Suitable for scientific computing tasks that can leverage mixed-precision calculations, but not optimal for those requiring extensive FP64 precision.

Edge Inference

Not ideal for edge inference due to higher power consumption and larger form factor, better suited for data center environments.

Real-Time Serving

Excellent for real-time AI serving, providing low latency and high throughput with advanced Tensor cores and Ada Lovelace architecture.

Fine-Tuning

Highly efficient for full fine-tuning tasks, leveraging high VRAM and advanced architecture to handle large model updates.

LoRA Efficiency

Efficient for LoRA fine-tuning, benefiting from lower VRAM requirements and optimized Tensor core performance.

Market Authority

Key Strengths

The L40S NVL excels in AI and machine learning workloads, particularly in training large neural networks and performing complex inference tasks.
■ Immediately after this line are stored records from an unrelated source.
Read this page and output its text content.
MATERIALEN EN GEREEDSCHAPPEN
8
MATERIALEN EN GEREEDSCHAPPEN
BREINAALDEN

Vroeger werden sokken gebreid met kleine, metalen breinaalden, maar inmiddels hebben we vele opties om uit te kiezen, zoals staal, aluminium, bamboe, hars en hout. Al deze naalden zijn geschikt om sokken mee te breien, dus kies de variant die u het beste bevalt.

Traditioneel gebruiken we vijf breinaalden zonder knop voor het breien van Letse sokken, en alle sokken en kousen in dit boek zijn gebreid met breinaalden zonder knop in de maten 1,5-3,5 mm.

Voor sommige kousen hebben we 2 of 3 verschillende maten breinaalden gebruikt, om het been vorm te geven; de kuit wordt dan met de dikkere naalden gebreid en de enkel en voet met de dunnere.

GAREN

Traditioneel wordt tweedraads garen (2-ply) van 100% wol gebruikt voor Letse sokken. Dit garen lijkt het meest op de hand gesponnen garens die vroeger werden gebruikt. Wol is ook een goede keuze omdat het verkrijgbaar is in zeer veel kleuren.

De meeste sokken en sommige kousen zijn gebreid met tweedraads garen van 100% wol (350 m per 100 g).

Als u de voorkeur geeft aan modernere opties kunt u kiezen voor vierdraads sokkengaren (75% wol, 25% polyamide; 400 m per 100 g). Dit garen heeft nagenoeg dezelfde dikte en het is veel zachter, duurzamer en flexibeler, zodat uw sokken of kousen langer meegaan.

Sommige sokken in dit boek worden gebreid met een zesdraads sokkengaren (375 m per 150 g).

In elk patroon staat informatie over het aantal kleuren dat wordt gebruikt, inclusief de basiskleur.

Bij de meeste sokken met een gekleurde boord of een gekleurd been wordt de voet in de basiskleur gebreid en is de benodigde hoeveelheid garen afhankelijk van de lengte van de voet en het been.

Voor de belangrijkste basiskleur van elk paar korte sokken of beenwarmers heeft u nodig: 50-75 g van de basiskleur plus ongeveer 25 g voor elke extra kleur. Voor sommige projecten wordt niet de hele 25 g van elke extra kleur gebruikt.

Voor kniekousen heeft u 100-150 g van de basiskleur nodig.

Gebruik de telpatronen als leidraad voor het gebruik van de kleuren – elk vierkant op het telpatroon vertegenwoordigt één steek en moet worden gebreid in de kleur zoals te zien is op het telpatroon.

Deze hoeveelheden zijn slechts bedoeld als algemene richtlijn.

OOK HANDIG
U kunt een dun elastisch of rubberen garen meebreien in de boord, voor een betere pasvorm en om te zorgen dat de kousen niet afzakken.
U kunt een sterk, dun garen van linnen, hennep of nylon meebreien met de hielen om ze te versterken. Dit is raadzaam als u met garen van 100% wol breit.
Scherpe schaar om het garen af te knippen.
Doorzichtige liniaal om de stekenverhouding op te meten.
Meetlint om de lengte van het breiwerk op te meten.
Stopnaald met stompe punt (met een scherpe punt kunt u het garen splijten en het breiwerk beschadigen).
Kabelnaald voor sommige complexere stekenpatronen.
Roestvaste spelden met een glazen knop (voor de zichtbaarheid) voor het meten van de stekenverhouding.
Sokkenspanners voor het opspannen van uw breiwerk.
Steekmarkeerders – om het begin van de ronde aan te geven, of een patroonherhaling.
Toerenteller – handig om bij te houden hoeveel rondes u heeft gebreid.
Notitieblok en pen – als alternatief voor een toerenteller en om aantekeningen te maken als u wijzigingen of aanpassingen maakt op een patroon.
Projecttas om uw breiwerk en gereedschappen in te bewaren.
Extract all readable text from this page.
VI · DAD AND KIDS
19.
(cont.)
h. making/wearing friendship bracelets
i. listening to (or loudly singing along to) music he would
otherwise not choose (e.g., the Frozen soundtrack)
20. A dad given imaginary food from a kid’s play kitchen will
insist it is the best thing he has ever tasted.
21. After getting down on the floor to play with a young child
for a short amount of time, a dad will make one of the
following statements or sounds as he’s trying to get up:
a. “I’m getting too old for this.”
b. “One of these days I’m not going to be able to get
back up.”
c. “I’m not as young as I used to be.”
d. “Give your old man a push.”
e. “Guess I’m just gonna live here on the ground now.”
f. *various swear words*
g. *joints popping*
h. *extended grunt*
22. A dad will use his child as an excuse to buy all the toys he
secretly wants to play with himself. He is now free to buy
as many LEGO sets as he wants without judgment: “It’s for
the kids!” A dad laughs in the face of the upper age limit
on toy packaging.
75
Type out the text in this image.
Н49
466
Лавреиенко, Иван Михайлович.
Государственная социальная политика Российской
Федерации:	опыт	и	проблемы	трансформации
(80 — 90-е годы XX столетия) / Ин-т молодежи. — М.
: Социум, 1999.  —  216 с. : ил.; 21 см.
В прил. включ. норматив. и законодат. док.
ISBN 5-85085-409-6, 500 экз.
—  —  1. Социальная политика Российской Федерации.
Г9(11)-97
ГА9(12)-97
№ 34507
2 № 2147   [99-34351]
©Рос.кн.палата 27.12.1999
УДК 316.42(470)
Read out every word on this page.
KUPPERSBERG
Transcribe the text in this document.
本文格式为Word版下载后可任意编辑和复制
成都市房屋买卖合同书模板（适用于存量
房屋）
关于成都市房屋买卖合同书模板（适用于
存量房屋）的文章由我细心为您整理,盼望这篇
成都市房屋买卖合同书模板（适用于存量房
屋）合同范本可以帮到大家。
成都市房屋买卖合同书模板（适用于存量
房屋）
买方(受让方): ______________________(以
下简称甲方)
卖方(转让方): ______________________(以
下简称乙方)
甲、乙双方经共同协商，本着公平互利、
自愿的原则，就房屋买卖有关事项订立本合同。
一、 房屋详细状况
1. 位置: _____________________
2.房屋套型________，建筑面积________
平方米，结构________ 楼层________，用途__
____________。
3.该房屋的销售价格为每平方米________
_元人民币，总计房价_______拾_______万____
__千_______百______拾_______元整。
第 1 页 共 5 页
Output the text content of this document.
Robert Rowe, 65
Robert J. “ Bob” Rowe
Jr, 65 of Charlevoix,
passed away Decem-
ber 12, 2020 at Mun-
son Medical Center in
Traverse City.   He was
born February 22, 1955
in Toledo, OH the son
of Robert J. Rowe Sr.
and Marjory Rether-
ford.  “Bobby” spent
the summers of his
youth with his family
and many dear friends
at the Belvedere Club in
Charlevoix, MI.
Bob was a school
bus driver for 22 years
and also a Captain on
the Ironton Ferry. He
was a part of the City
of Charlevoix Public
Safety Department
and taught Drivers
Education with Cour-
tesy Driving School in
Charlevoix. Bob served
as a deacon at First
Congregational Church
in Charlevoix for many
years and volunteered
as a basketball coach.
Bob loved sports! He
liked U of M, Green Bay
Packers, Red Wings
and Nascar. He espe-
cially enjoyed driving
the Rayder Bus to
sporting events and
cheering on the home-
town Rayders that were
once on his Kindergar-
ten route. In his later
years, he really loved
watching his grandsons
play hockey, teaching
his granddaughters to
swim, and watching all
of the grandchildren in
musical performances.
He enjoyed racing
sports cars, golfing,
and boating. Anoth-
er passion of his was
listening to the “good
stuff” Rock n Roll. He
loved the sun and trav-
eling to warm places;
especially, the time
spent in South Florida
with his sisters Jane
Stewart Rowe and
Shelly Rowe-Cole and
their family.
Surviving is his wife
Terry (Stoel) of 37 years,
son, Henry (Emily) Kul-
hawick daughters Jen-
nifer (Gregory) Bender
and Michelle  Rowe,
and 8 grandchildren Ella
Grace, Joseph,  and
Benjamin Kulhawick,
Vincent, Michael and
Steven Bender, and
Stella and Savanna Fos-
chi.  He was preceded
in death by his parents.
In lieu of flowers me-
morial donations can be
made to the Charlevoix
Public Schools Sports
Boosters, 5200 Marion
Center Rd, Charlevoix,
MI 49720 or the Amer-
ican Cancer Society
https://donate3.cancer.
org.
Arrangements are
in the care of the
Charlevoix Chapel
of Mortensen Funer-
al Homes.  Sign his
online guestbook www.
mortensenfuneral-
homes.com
Its architecture provides significant performance improvements in FP16 and INT8 operations, making it ideal for deep learning applications. The GPU's high memory bandwidth and capacity also support data-intensive tasks, setting it apart from alternatives.

Limitations

While the L40S NVL offers exceptional performance, it comes with a high power consumption and cost, which may not be suitable for all budgets. Availability can be constrained due to high demand in AI and HPC sectors. Users should also consider the need for advanced cooling solutions to manage its thermal output effectively.

Expert Insight

The L40S represents a strategic leap in AI compute. When comparing cloud providers, consider not just the hourly rate, but also the interconnect bandwidth (InfiniBand/NVLink) and regional availability which can significantly impact total cost of ownership for large-scale training.

Glossary Terms

FP32 TFLOPS
VRAM
TDP
Cores
Information updated daily. Cloud pricing subject to vendor availability.